>I turn off the stimulus and in my head I "re-listen" [*] to the two examples again.

>My question: what would be a 'better' word to more accurately 
>describe the [*] re-listen used above.

What you do is "replay" the acoustic mental image constructed in your mind (brain) while listening. In this case, your acoustic image is most  probably still present in the working memory (short-term memory) so you do not need to activate  your long-term memory (involved in recall from long-term storage). 
By definition, auditory echoic memory is a system that receives auditory stimuli and maintains them for a short period of time in sensory stores, and therefore represents the earliest stages of sensory memory.
See http://www.dissertationen.unizh.ch/2004/gaab/Gaabthesis.pdf 

If stored long-term it acquires the status of mental REPRESENTATION - or a mental image related to the sensorial modality involved in its perception.
By the way, a linguistic sign is defined as an association between an acoustic image and a meaning attached to it through convention.
Obviously, the  representations that our cognitive system elaborates, categorizes, and puts into relations, are not to be reduced to mirror-images of  material reality. Let's not fall into naive empiricism.

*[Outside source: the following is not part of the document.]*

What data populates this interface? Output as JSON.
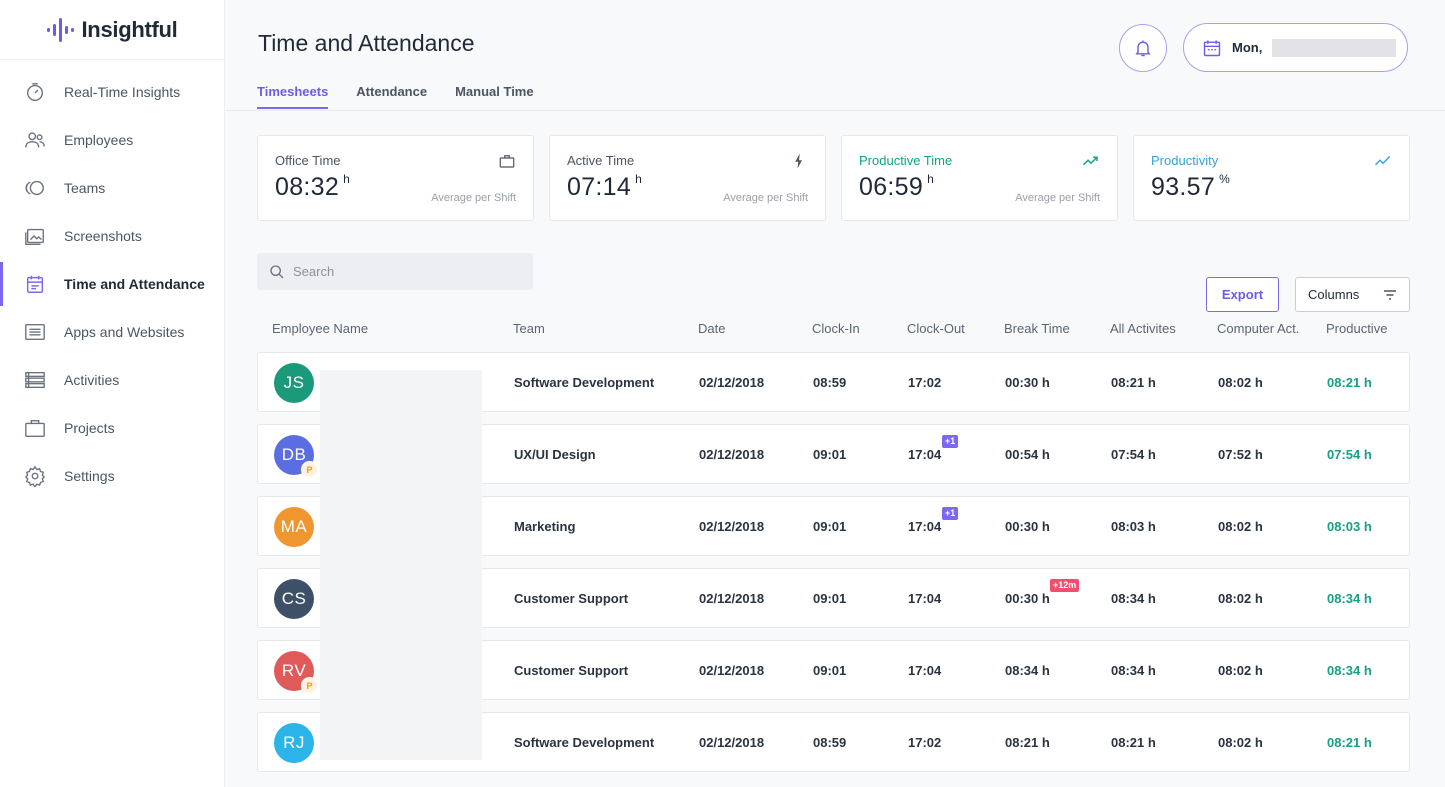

>Am I now "thinking" the 'sounds'; thinking 'about' the sounds?
>When someone speaks to me, I almost immediately replay what they are 
>saying picking out the key aspects / features creating a hierarchy of 
>dealing with ideas which are to be handled in a quasi-sequential fashion, 
>Or is this what is partially meant by 'cognition'?

Not partially but entirely (unless you have a definition of cognition as being restricted to conscious mental operations).